The problem they faced was that “Londonderry” is the name favoured by members of the Protestant, Loyalist community and “Derry” is preferred by the Catholic, Republican community. The point may seem trivial to outsiders but not to many of the inhabitants of Northern Ireland. A cultural dispute of this sort lies on a continuum which includes a belief, testified to by many of the cases in the book, that merely to be a member of one or other of these communities would make a person a legitimate target for an assassin.
Many of the entries take for granted an awareness of the assumption made by paramilitary groups that they had a right to enforce “law and order” in their communities. Some deaths appear to have been “punishments” for activities such as drug-dealing or informing. The small photographic sections includes a number of commemorative murals, this form of outdoor art being a prominent feature of the Northern Ireland troubles. There is also a striking photograph of a wake for a man killed while attending a funeral. {Murders committed while the victim is mourning or worshiping have a particular cultural resonance.) His coffin is open and a young child is being shown the corpse.

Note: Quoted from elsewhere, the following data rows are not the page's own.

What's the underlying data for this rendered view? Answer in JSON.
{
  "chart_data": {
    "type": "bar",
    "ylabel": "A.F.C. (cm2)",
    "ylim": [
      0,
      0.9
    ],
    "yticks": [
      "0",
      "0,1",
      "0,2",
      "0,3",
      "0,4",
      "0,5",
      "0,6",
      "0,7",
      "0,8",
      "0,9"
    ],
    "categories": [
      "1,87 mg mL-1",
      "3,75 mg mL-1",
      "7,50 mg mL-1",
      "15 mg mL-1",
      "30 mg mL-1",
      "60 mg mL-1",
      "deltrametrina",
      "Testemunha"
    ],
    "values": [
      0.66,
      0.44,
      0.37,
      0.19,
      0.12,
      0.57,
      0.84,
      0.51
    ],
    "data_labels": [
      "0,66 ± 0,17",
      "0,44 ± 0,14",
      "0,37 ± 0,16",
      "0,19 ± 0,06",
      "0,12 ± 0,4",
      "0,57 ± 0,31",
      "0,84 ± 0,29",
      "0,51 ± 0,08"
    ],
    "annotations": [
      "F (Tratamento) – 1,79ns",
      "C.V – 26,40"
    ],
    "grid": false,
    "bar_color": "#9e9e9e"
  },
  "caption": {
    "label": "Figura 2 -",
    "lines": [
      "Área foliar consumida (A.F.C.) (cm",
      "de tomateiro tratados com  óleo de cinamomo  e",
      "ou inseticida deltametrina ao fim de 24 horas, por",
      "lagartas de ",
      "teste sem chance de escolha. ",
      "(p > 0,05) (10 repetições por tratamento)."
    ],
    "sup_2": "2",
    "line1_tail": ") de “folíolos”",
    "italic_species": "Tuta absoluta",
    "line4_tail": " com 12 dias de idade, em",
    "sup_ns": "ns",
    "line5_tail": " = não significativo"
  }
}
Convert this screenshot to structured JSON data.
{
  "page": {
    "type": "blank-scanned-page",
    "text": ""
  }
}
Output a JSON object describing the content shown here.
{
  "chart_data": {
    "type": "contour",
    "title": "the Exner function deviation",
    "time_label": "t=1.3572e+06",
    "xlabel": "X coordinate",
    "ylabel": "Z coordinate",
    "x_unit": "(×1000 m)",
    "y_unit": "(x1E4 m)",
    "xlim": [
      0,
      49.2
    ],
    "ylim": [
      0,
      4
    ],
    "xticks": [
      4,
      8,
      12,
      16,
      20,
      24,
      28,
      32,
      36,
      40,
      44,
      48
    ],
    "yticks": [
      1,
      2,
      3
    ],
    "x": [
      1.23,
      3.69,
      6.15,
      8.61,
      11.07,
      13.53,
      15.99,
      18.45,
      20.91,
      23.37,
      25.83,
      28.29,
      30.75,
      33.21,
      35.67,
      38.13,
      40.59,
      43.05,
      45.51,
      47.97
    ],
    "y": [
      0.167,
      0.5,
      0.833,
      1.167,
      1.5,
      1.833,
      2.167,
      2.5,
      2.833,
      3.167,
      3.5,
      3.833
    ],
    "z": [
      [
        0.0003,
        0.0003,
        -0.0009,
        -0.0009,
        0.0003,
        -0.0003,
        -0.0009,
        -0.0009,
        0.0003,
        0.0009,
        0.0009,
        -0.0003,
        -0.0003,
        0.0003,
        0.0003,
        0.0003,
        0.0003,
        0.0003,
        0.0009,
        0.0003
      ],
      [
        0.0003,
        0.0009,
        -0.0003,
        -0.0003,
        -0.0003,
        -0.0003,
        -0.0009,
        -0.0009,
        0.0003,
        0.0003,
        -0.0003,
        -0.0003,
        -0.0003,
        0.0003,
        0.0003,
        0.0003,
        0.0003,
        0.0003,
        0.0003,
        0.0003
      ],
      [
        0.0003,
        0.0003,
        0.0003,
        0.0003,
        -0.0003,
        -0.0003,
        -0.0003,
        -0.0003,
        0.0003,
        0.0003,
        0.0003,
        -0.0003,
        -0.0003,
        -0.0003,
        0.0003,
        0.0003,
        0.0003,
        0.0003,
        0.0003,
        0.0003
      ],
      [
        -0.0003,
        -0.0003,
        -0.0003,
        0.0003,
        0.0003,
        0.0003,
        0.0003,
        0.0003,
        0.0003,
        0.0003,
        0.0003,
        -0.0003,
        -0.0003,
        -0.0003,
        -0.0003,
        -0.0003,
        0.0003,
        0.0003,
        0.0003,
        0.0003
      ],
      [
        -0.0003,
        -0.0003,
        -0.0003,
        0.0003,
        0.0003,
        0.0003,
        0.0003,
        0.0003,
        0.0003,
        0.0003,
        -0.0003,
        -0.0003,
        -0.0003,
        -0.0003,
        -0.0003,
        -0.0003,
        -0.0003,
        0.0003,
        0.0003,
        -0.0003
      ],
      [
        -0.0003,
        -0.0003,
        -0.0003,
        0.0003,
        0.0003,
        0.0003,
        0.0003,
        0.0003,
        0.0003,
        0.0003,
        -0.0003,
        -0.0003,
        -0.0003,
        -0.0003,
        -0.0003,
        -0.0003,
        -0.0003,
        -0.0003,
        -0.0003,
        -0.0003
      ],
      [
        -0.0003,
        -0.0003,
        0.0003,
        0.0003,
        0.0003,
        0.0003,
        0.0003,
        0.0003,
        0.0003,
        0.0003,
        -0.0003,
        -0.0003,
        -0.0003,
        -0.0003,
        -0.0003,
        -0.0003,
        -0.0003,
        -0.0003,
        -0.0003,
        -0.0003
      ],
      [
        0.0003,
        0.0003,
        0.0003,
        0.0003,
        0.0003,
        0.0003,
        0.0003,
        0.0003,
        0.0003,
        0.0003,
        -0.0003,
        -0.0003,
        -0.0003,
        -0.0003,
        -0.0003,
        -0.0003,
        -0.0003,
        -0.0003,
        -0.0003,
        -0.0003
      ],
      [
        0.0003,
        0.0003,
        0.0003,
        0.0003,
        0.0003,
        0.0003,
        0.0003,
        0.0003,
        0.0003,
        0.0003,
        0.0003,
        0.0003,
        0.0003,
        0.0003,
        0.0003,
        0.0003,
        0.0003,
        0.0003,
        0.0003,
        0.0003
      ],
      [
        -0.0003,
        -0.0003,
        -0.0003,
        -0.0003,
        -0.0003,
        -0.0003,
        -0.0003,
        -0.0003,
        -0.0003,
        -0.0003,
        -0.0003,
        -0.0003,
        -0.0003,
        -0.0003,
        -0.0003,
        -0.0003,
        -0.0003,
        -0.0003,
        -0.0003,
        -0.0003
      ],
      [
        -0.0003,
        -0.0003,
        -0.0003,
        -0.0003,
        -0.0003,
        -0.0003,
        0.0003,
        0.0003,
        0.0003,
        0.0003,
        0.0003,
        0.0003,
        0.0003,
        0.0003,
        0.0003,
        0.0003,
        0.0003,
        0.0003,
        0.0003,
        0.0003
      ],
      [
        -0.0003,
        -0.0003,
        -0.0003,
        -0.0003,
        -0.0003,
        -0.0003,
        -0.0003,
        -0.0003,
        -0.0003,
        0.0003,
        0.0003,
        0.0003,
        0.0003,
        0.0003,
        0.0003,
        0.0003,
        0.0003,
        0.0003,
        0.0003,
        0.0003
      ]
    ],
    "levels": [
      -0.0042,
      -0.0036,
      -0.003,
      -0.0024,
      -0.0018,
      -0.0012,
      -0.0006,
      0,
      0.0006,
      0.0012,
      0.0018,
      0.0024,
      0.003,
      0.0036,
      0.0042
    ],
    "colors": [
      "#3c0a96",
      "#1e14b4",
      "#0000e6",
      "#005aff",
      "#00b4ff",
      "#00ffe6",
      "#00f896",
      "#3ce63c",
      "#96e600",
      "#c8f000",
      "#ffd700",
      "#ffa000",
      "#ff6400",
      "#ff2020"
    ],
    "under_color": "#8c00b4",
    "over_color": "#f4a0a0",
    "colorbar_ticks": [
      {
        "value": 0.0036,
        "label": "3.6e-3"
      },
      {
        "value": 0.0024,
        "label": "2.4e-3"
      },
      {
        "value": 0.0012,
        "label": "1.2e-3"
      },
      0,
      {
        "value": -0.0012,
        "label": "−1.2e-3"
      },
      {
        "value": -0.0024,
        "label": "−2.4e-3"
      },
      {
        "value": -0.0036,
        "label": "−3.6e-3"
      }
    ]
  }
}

One of the first victims described in the book (Case No, 3, pp. 28-29) was Matilda Gould, a 77 year old widow, who was a Protestant. It appears that members of the Protestant para-military group, the Ulster Volunteer Forces, intended to set fire to a Catholic owned bar. However, they accidentally fire-bombed the home of Mrs Gould, who happened to live next door. A statement attributed to a man convicted of the murder of a Catholic barman is worth close examination. He was reported as having later pointed to the bar next to Mrs Gould’s home and saying:
“That’s a job I done, but I done a funny wonder. I threw a petrol bomb through the wrong window and an old lady got burned. That’s the window, I put it through there.”
Here we have him acknowledging responsibility for a death. It seems probable that he knew that she was a member of his own religious community. Yet his language habits are so taken for granted that he can use the rhyming slang “funny wonder”, meaning blunder, to refer to his own actions.